[edit]
Bridging the utility gap between MALDI-TOF and WGS for affordable outbreak cluster detection
Proceedings of the sixth Conference on Health, Inference, and Learning, PMLR 287:557-572, 2025.
Abstract
Rapid and accurate detection of emerging outbreak clusters can help contain the spread of diseases with epidemic potential. Among the available pathogen matching methods that can be used to support the task, whole genome sequencing (WGS) offers the highest discriminatory power but is expensive and time-consuming. On the other hand, Matrix-Assisted Laser Desorption Ionization–Time of Flight (MALDI-TOF) mass spectrometry is gaining attention for being a rapid and cost-effective, albeit less precise, alternative.
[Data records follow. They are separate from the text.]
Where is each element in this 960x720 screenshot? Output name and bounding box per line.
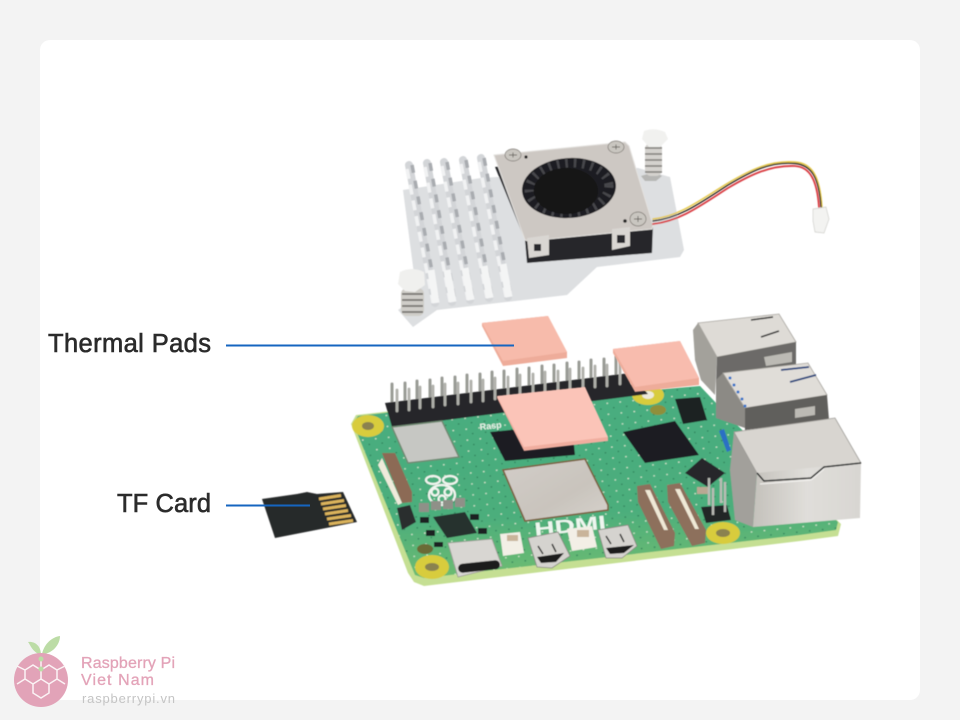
blue connector strip xyxy=(719,429,731,452)
logo text line 2: Viet Nam xyxy=(81,672,154,689)
JST connector 2 xyxy=(567,526,597,551)
silkscreen Raspberry Pi: Rasp xyxy=(479,420,503,432)
board edge xyxy=(351,386,841,586)
TF card xyxy=(262,492,357,538)
RAM chip xyxy=(490,424,575,461)
small crystal xyxy=(697,487,709,494)
FFC connector left xyxy=(637,484,675,549)
GPIO header base xyxy=(385,373,648,427)
spring post right xyxy=(641,129,668,181)
Thermal Pads leader line xyxy=(226,344,514,346)
logo leaves xyxy=(28,636,60,655)
fan screws xyxy=(505,141,646,226)
USB port lower xyxy=(716,363,829,430)
thermal pads xyxy=(482,316,699,451)
board component dots xyxy=(353,386,838,578)
fan hub xyxy=(534,168,598,214)
mounting holes xyxy=(352,385,740,579)
Ethernet jack xyxy=(730,418,861,527)
silkscreen HDMI: HDMI xyxy=(533,513,607,541)
fan wire connector xyxy=(813,207,829,233)
logo raspberry xyxy=(14,653,68,707)
fan mounting tabs xyxy=(527,227,630,258)
GPIO pins front row xyxy=(397,362,632,411)
card contacts xyxy=(319,496,353,524)
SoC metal shield xyxy=(503,459,608,521)
GPIO pins back row xyxy=(392,356,629,409)
fan header xyxy=(701,478,731,523)
thermal pad on SoC xyxy=(497,387,608,451)
fan wire xyxy=(653,162,822,224)
thermal pad upper right xyxy=(613,341,699,392)
fan blades xyxy=(520,155,618,221)
heatsink base plate xyxy=(398,168,684,327)
Raspberry Pi 5 board xyxy=(351,314,861,586)
JST connector 1 xyxy=(500,532,524,556)
Wi-Fi shield xyxy=(392,421,459,463)
TF Card text: TF Card xyxy=(117,490,211,518)
card body xyxy=(262,492,357,538)
heatsink and fan assembly xyxy=(398,129,829,327)
logo: Raspberry Pi Viet Nam xyxy=(14,636,175,707)
raspberry logo xyxy=(426,476,457,505)
FFC connector right xyxy=(667,483,706,546)
QFN chip xyxy=(685,458,725,487)
fan metal cover xyxy=(494,142,653,241)
spring post left xyxy=(398,269,425,316)
board surface xyxy=(353,386,838,578)
heatsink fins xyxy=(407,158,511,303)
thermal pad upper left xyxy=(482,316,567,366)
TF Card leader line xyxy=(226,504,310,506)
power button chip xyxy=(675,397,707,424)
micro HDMI port 2 xyxy=(598,525,637,558)
left side small connector xyxy=(397,505,416,530)
right black chip xyxy=(623,421,699,463)
USB port upper xyxy=(693,314,796,395)
power management chip xyxy=(419,498,487,547)
left FPC connector xyxy=(378,453,412,505)
logo website: raspberrypi.vn xyxy=(82,691,175,706)
fan black housing xyxy=(495,150,653,263)
logo text: Raspberry Pi xyxy=(81,655,175,672)
Thermal Pads text: Thermal Pads xyxy=(48,330,211,358)
micro HDMI port 1 xyxy=(528,532,570,568)
USB-C port xyxy=(448,539,502,577)
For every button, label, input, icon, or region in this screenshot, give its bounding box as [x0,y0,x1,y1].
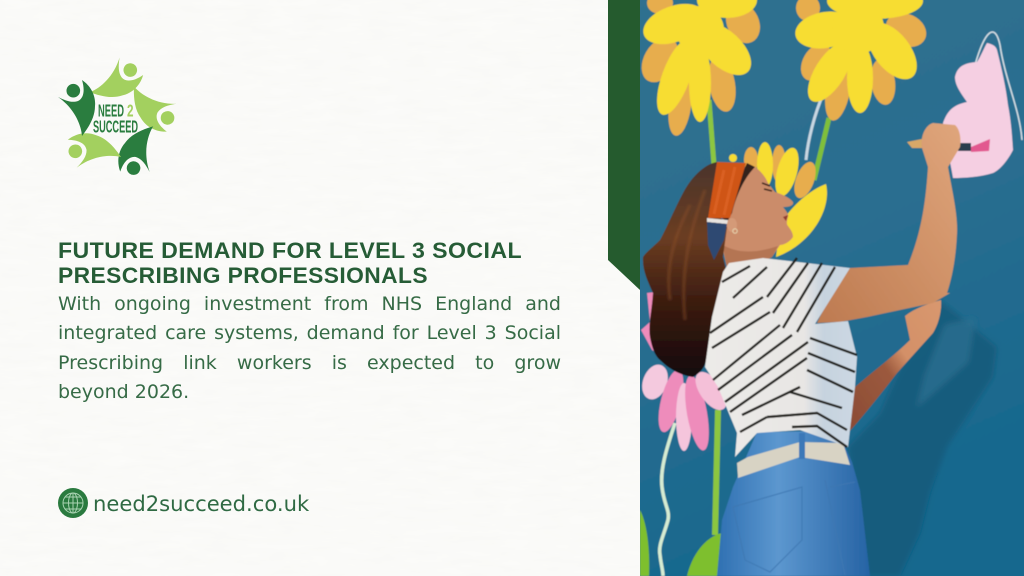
mural flower: pink blob being painted [943,43,1013,178]
mural flower 3 [729,142,827,257]
photo: woman painting a flower mural [634,0,1024,576]
heading: FUTURE DEMAND FOR LEVEL 3 SOCIAL [58,238,522,263]
woman: face and neck [722,167,793,268]
woman: headband [707,162,746,260]
mural leaves [640,510,722,576]
logo figure: lower left [60,127,125,180]
body text: Prescribing link workers is expected to grow [58,352,561,374]
heading: PRESCRIBING PROFESSIONALS [58,263,428,288]
woman: belt [737,433,850,478]
green accent band [608,0,640,290]
logo: Need 2 Succeed [58,52,186,186]
woman: ear and earring [727,218,737,233]
mural stems [660,32,1022,576]
wall [636,0,1024,576]
logo figure: bottom [110,119,173,186]
woman: raised arm [817,123,960,323]
logo figure: right [123,72,186,139]
woman: lower arm [848,300,941,433]
logo wordmark: NEED [98,100,124,120]
woman: jeans [717,431,870,576]
woman: hair [643,162,755,377]
mural flower 4: pink [638,292,733,452]
body text: beyond 2026. [58,381,189,403]
logo figure: left [58,80,95,136]
mural flower 2 [792,0,932,123]
logo wordmark [93,100,138,137]
heading [58,238,522,288]
body text [58,293,561,403]
mural flower 1 [634,0,766,137]
icon: globe [58,488,88,518]
logo wordmark: SUCCEED [93,117,138,137]
website url: need2succeed.co.uk [93,491,309,516]
paintbrush [907,139,990,152]
body text: integrated care systems, demand for Level 3 Social [58,322,561,344]
logo figure: top [82,52,147,105]
body text: With ongoing investment from NHS England and [58,293,561,315]
woman: striped shirt [705,258,857,457]
paper background [0,0,640,576]
logo wordmark: 2 [127,100,134,120]
wall shadow [848,300,997,576]
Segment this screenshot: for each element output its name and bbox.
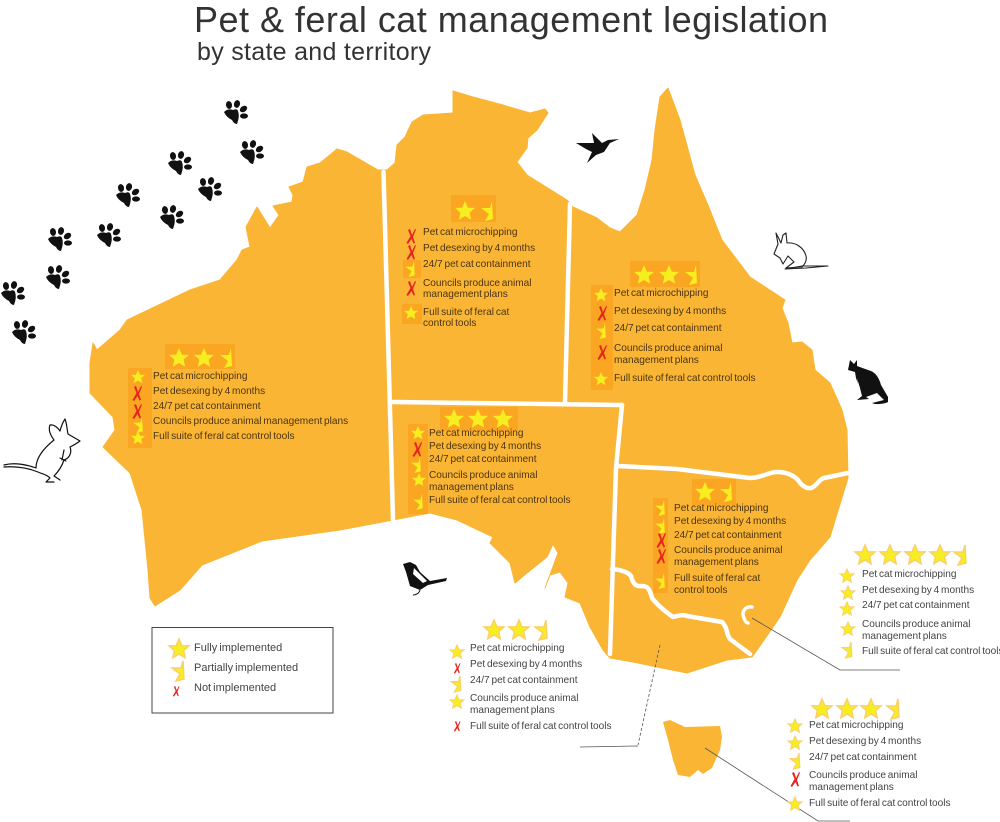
panel: Australian Capital Territory	[840, 545, 1000, 658]
panel: Northern Territory: management plans	[423, 289, 508, 300]
panel: South Australia: 24/7 pet cat containment	[429, 454, 537, 465]
panel: Tasmania: management plans	[809, 782, 894, 793]
panel: Northern Territory: Full suite of feral cat	[423, 307, 510, 318]
icon: bilby	[774, 233, 828, 269]
panel: Victoria: Full suite of feral cat control tools	[470, 721, 612, 732]
icon: kangaroo	[848, 360, 888, 404]
title: Pet & feral cat management legislation	[194, 0, 828, 40]
panel: Victoria	[450, 620, 612, 732]
icon: numbat	[4, 419, 80, 482]
panel: South Australia: management plans	[429, 482, 514, 493]
panel: Northern Territory: Pet cat microchipping	[423, 227, 518, 238]
panel: Queensland: Pet desexing by 4 months	[614, 306, 726, 317]
panel: Western Australia: Pet desexing by 4 months	[153, 386, 265, 397]
panel: Western Australia: Pet cat microchipping	[153, 371, 248, 382]
island: Tasmania	[663, 720, 722, 777]
map of Australia	[90, 88, 848, 673]
panel: Victoria: Pet desexing by 4 months	[470, 659, 582, 670]
panel: Victoria: Councils produce animal	[470, 693, 579, 704]
panel: Australian Capital Territory: Councils produce animal	[862, 619, 971, 630]
panel: Victoria: 24/7 pet cat containment	[470, 675, 578, 686]
state borders	[384, 172, 848, 654]
panel: Queensland	[591, 261, 756, 390]
panel: New South Wales: 24/7 pet cat containment	[674, 530, 782, 541]
panel: Australian Capital Territory: Full suite of feral cat control tools	[862, 646, 1000, 657]
panel: Queensland: 24/7 pet cat containment	[614, 323, 722, 334]
panel: Western Australia: 24/7 pet cat containment	[153, 401, 261, 412]
panel: Northern Territory	[402, 195, 535, 329]
legend: Fully implemented	[194, 642, 282, 654]
panel: South Australia: Councils produce animal	[429, 470, 538, 481]
panel: South Australia: Pet cat microchipping	[429, 428, 524, 439]
title	[194, 0, 828, 66]
panel: Queensland: Councils produce animal	[614, 343, 723, 354]
panel: Tasmania	[788, 699, 951, 810]
panel: Western Australia: Full suite of feral cat control tools	[153, 431, 295, 442]
leader lines	[580, 618, 900, 821]
paw prints	[1, 99, 264, 344]
legend: Not implemented	[194, 682, 276, 694]
panel: Tasmania: 24/7 pet cat containment	[809, 752, 917, 763]
panel: Queensland: Full suite of feral cat control tools	[614, 373, 756, 384]
panel: Australian Capital Territory: 24/7 pet cat containment	[862, 600, 970, 611]
panel: Tasmania: Full suite of feral cat control tools	[809, 798, 951, 809]
legend: Partially implemented	[194, 662, 298, 674]
panel: Australian Capital Territory: Pet cat microchipping	[862, 569, 956, 580]
panel: New South Wales: management plans	[674, 557, 759, 568]
panel: New South Wales: Councils produce animal	[674, 545, 783, 556]
panel: Tasmania: Pet cat microchipping	[809, 720, 904, 731]
panel: South Australia: Full suite of feral cat control tools	[429, 495, 571, 506]
panel: Australian Capital Territory: Pet desexing by 4 months	[862, 585, 974, 596]
panel: Queensland: Pet cat microchipping	[614, 288, 708, 299]
panel: Victoria: Pet cat microchipping	[470, 643, 564, 654]
panel: New South Wales: control tools	[674, 585, 727, 596]
panel: Northern Territory: Councils produce animal	[423, 278, 532, 289]
icon: hummingbird	[576, 133, 619, 163]
panel: South Australia: Pet desexing by 4 months	[429, 441, 541, 452]
legend	[152, 628, 333, 713]
panel: Northern Territory: Pet desexing by 4 months	[423, 243, 535, 254]
panel: Australian Capital Territory: management plans	[862, 631, 947, 642]
panel: New South Wales: Pet cat microchipping	[674, 503, 768, 514]
panel: Western Australia	[128, 344, 348, 448]
title: by state and territory	[197, 38, 432, 66]
panel: Queensland: management plans	[614, 355, 699, 366]
panel: Western Australia: Councils produce animal management plans	[153, 416, 348, 427]
panel: Northern Territory: control tools	[423, 318, 476, 329]
panel: New South Wales: Full suite of feral cat	[674, 573, 761, 584]
panel: Northern Territory: 24/7 pet cat containment	[423, 259, 531, 270]
panel: Tasmania: Pet desexing by 4 months	[809, 736, 921, 747]
panel: Victoria: management plans	[470, 705, 555, 716]
panel: New South Wales: Pet desexing by 4 months	[674, 516, 786, 527]
icon: magpie	[403, 562, 447, 595]
panel: New South Wales	[653, 479, 786, 596]
panel: South Australia	[408, 407, 571, 514]
panel: Tasmania: Councils produce animal	[809, 770, 918, 781]
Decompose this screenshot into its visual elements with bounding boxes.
In order to combine the strengths of both MALDI-TOF and WGS, we present MSMAP, the first machine learning framework that establishes a mapping between MALDI-TOF mass spectra and the single nucleotide polymorphism (SNP) distances obtained from WGS analysis. We demonstrate the effectiveness of MSMAP in retrieving WGS-defined outbreak clusters on synthetic mass spectrum data and on proprietary data with paired MALDI-TOF and SNP information. The results show that MSMAP augments MALDI-TOF with the discriminatory power of WGS, thus bridging their utility gap and paving the way toward fast, accurate and cost-effective outbreak cluster detection.